Somehow, the man who canoodles with the worst of humanity, and then denies photographic evidence of having done so, terrifies May’s Conservative Party. They are convinced he could win. His praise of the late Hugo Chavez resounds.

Which is why this skirmish is so compelling. Conservative lawmakers gunned down May’s hated deal on the runway. But they don’t want another election, and they certainly don’t want a second referendum. They know, as we all do, the rulers appreciate not the opinions of the ruled.

They have played a skillful game of brinkmanship. As Boris Johnson told the media, May’s deal isn’t entirely unfit for consumption. The hated “Irish backstop” which would tie us to EU rules and regulations, is the issue.

Dangerous a game though it may be, Brexiteers blasted the deal with sub-zero calculation. As the clock runs perilously close, May must now head back to Brussels with her hands out. The message from the Brexiteers is faintly clear: junk the backstop, and we may climb onboard.

There are few other options. Revoking Article 50 (the Brexit starting-shot) is political suicide; a second referendum is the nocturnal emission of a jilted few; a new election would tell us nothing; a “no-deal” Brexit is preferred by only the most granite of believers.

Tick, tock, tick, tock.

What remains, and what is most feasible, is for the European Union to junk the backstop in a manner in which they won’t have to admit to having done.

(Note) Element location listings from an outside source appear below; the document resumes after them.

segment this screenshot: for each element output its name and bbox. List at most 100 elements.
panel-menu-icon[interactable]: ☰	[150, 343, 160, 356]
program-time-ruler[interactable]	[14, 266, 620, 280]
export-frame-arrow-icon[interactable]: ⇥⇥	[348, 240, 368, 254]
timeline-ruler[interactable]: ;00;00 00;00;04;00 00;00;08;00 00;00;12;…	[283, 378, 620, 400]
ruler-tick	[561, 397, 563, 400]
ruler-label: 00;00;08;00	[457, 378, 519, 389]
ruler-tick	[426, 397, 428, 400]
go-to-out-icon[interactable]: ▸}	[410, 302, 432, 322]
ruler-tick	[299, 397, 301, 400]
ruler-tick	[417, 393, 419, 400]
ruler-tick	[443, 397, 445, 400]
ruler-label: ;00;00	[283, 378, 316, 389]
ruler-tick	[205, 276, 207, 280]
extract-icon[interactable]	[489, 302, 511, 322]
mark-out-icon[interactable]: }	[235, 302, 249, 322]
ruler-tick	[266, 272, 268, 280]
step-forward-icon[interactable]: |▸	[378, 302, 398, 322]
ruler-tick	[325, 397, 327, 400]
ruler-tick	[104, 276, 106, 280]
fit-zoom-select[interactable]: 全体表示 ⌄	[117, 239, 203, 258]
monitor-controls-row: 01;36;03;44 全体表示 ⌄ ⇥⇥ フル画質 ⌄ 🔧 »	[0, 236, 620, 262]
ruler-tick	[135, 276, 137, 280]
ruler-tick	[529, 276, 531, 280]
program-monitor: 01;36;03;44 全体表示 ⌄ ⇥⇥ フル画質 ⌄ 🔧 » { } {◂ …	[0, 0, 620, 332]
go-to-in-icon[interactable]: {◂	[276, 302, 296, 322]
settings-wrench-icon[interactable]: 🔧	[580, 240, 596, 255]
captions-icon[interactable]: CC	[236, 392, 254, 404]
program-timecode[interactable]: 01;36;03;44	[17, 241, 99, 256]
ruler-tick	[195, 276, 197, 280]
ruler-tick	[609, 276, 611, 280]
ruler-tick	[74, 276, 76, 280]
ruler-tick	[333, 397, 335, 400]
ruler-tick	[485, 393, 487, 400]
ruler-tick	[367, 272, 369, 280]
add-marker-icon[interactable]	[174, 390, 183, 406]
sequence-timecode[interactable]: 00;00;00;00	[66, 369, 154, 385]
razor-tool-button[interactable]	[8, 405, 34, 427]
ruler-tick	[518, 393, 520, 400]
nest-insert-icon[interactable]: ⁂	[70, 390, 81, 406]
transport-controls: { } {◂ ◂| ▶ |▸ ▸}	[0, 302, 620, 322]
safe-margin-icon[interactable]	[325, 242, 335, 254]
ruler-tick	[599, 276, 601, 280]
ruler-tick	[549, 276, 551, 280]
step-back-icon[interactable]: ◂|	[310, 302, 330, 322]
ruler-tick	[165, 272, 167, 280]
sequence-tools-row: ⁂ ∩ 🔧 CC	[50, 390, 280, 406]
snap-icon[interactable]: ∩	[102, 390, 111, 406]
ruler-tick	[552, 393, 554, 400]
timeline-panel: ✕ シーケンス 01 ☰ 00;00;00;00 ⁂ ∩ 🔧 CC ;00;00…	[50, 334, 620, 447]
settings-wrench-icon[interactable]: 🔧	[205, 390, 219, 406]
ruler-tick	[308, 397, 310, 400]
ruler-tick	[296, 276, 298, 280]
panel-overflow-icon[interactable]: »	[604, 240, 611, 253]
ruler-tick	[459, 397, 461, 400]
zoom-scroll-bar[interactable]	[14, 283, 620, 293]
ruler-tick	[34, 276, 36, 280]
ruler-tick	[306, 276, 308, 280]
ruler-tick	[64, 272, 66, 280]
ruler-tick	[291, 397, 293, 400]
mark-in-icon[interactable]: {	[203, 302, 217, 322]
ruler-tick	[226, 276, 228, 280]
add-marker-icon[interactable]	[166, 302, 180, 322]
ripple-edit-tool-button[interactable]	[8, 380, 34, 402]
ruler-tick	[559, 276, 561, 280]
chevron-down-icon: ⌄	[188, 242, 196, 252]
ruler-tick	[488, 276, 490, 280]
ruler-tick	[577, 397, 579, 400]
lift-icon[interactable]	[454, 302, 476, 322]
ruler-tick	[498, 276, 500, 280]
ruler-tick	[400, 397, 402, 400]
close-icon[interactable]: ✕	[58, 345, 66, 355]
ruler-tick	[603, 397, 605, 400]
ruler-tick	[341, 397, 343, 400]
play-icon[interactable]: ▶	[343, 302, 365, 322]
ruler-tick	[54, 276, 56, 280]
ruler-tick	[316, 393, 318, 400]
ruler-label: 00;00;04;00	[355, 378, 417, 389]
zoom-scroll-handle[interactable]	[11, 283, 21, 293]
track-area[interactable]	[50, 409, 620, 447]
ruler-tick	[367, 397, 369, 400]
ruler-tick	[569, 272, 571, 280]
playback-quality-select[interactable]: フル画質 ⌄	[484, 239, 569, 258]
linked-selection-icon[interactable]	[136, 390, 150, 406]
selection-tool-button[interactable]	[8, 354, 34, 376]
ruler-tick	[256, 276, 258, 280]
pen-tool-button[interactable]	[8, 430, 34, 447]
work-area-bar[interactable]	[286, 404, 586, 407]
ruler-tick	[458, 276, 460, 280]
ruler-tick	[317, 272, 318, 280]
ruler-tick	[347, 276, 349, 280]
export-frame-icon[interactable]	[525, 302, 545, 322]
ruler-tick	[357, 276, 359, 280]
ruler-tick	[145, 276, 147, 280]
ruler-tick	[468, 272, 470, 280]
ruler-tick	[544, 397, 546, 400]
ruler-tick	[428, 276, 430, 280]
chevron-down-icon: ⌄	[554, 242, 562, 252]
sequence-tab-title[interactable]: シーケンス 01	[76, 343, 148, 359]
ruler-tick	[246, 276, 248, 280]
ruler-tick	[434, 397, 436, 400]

This is not a popular opinion. The media, which has spent two-and-a-half years ladling the most absurd of scare stories, claims it is just not possible.

But their influence, like much of the political class, withers when the people who actually matter start to pipe up.

The threat of no-deal spooks German industrialists. With a recession in the EU’s engine swerved for now, the calls for compromise grow more rancorous by the hour.

Even Angela Merkel, de facto leader of the EU, has softened—knowing a downturn in Germany threatens the entire EU project.

It is a grand game of chicken. But who will blink?

Ignorant of their hard-nosed demeanor, EU high priests have little choice. Populists are tipped to swarm one-third of European Parliament seats in May. Those arriving have root-and-branch reform on their minds.

Until recently, such elections mattered little. “More Europe!” the mithridate to all ills.

But a yellow-vested French rediscovery of their noble pastime rages across Paris and La France périphérique. While their besieged president Emmanuel Macron admitted that no-deal is “scary for everybody.”